RAL Tier1 weekly operations castor 17/10/2011
From GridPP Wiki
- A new diskpool aliceDisk (100TB) went into production (by redeploying existing disk servers from aliceTape) and started being used by Alice for processing jobs
- First testing of SRM 2.11 went successfully
- A reoccurance of the database corruption problem happened on Tues morning at 08:43. As soon as it was noticed, the fix was applied and we were back in production at 10:00. A new callout Nagios test has been deployed which alerts upon the problem appearing, so we can act even faster if it happens again. A new hypothesis is that a possible cause was draining disk servers.
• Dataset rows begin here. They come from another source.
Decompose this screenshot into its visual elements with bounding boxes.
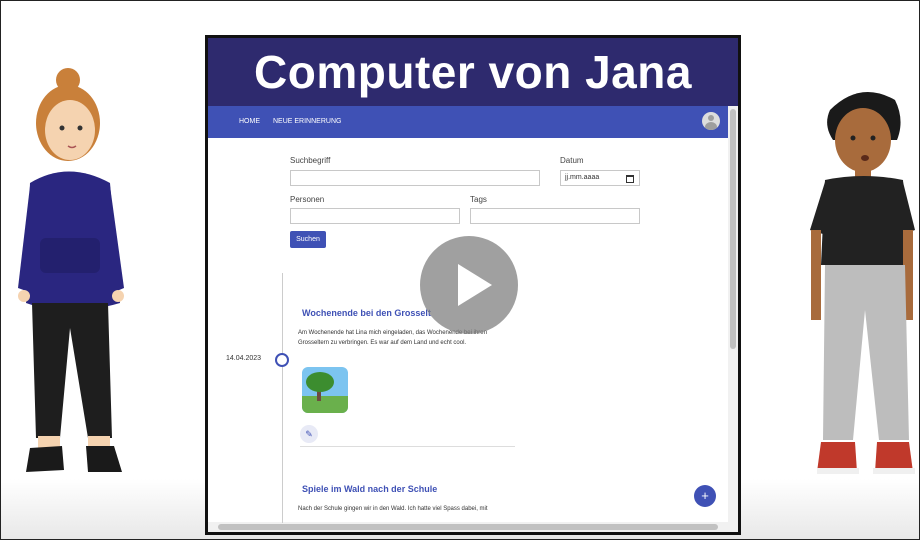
calendar-icon[interactable] <box>626 175 634 183</box>
horizontal-scrollbar[interactable] <box>208 522 728 532</box>
nav-new-memory[interactable]: NEUE ERINNERUNG <box>273 118 341 125</box>
entry-divider <box>300 446 515 447</box>
app-bar: HOME NEUE ERINNERUNG <box>208 106 728 138</box>
timeline-dot <box>275 353 289 367</box>
play-button[interactable] <box>420 236 518 334</box>
entry-text-2: Nach der Schule gingen wir in den Wald. … <box>298 506 488 512</box>
play-icon <box>458 264 492 306</box>
timeline-line <box>282 273 283 523</box>
entry-title[interactable]: Wochenende bei den Grosselt <box>302 308 431 318</box>
persons-input[interactable] <box>290 208 460 224</box>
entry-title-2[interactable]: Spiele im Wald nach der Schule <box>302 484 437 494</box>
entry-image[interactable] <box>302 367 348 413</box>
search-button[interactable]: Suchen <box>290 231 326 248</box>
persons-label: Personen <box>290 195 325 204</box>
nav-home[interactable]: HOME <box>239 118 260 125</box>
search-label: Suchbegriff <box>290 156 331 165</box>
account-icon[interactable] <box>702 112 720 130</box>
plus-icon[interactable]: + <box>694 485 716 507</box>
character-boy-right <box>810 92 915 474</box>
date-input[interactable]: jj.mm.aaaa <box>560 170 640 186</box>
pencil-icon[interactable]: ✎ <box>300 425 318 443</box>
date-label: Datum <box>560 156 584 165</box>
date-placeholder: jj.mm.aaaa <box>565 174 600 181</box>
character-girl-left <box>18 68 124 472</box>
video-title: Computer von Jana <box>208 38 738 106</box>
tags-input[interactable] <box>470 208 640 224</box>
tags-label: Tags <box>470 195 487 204</box>
vertical-scrollbar[interactable] <box>728 106 738 532</box>
search-input[interactable] <box>290 170 540 186</box>
entry-date: 14.04.2023 <box>226 355 262 362</box>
As a precautionary measure, we will no longer be draining out of working hours.
- It was discovered that the CIP has been publishing 1024x the real tape capacity since the 2.1.10-1 upgrade - due to changes in CASTOR code.
- We need to understand the cause of the new database disk array hardware problem before we can migrate production databases over to it.
Planned, Scheduled and Cancelled Interventions
Entries in/planned to go to GOCDB none
- Move Tier1 instances to new Database infrastructure which with a Dataguard backup instance in R26
- Upgrade SRMs to 2.11 which incorporates VOMS support
- Certify 2.1.11 and evaluate the Transfer Manager (the new LSF replacement)
- Quattorization of remaining SRM servers
- Hardware upgrade, Quattorization and Upgrade to SL5 of Tier1 CASTOR headnodes
- Castor on Call person: Matthew
- Staff absence/out of the office:
- Shaun at EUDAT (Mon-Wed)